E queste cose tutte fra me rivolgendo, io per certo teneva la sola egregia virtù di alcuni sommi cittadini aver data la vittoria ai pochi su i molti, ai poveri su i doviziosi. Corrotta poi Roma dal lusso, e dalla infingardaggine, non ostante i vizj de' magistrati e de' capitani, per la immensa mole sua la repubblica stava: ma, quasi di sublimi parti spossata, non produceva più allora grand'uomini.
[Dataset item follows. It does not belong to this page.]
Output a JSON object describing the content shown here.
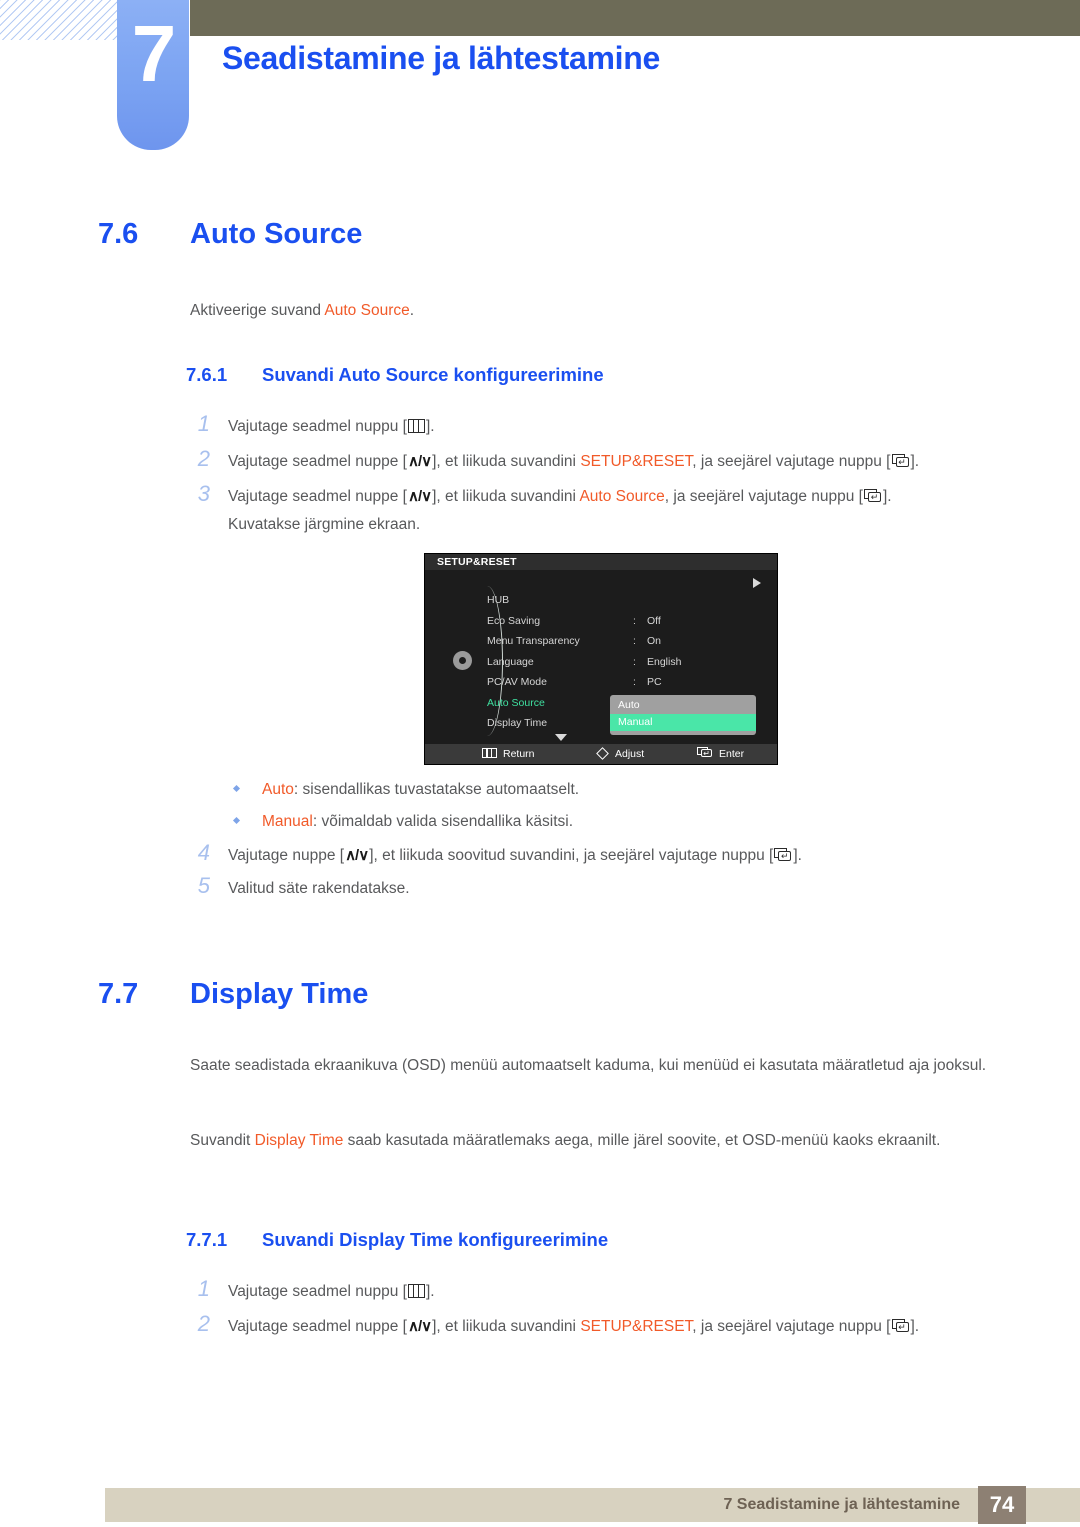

Con tutto ciò, a memoria mia due ve n'ebbe di gran vaglia, e d'indole dissimili assai; Marco Catone, e Cajo Cesare; d'ambo i quali, opportuno qui essendo, m'è avviso ritrarre, per quanto il saprò, la natura e i costumi.
LIV.
Per nobiltà dunque, per eloquenza, ed età, ma più per altezza d'animo e per acquistata gloria, benchè diversi costoro, eran pari. Cesare, pe' suoi beneficj e munificenze, tenuto era grande; per la incorrotta vita, Catone. A quello la pietà e la dolcezza acquistavano fama; a questo l'esser severo accrescea maestà: l'uno, col dare, soccorrere, e perdonare; l'altro, col nulla concedere, conseguito egual gloria si aveano. Cesare, degli infelici rifugio; de' rei flagello, Catone: del primo la facilità, del secondo la fermezza laudavasi. Voleva Cesare, affaticarsi, vegliare, sacrificar se stesso agli amici, nè cosa mai di rilievo negare: ampia autorità, grand'esercito, nuove guerre ei bramava; campo al suo chiaro valore. Catone, grave e modesto, ma rigidissimo; non egli di ricco fra i ricchi, non tra' faziosi di fazioso al vanto aspirava; ma di coraggioso tra i forti, di verecondo tra i modesti, d'incorruttibile tra gl'incorrotti.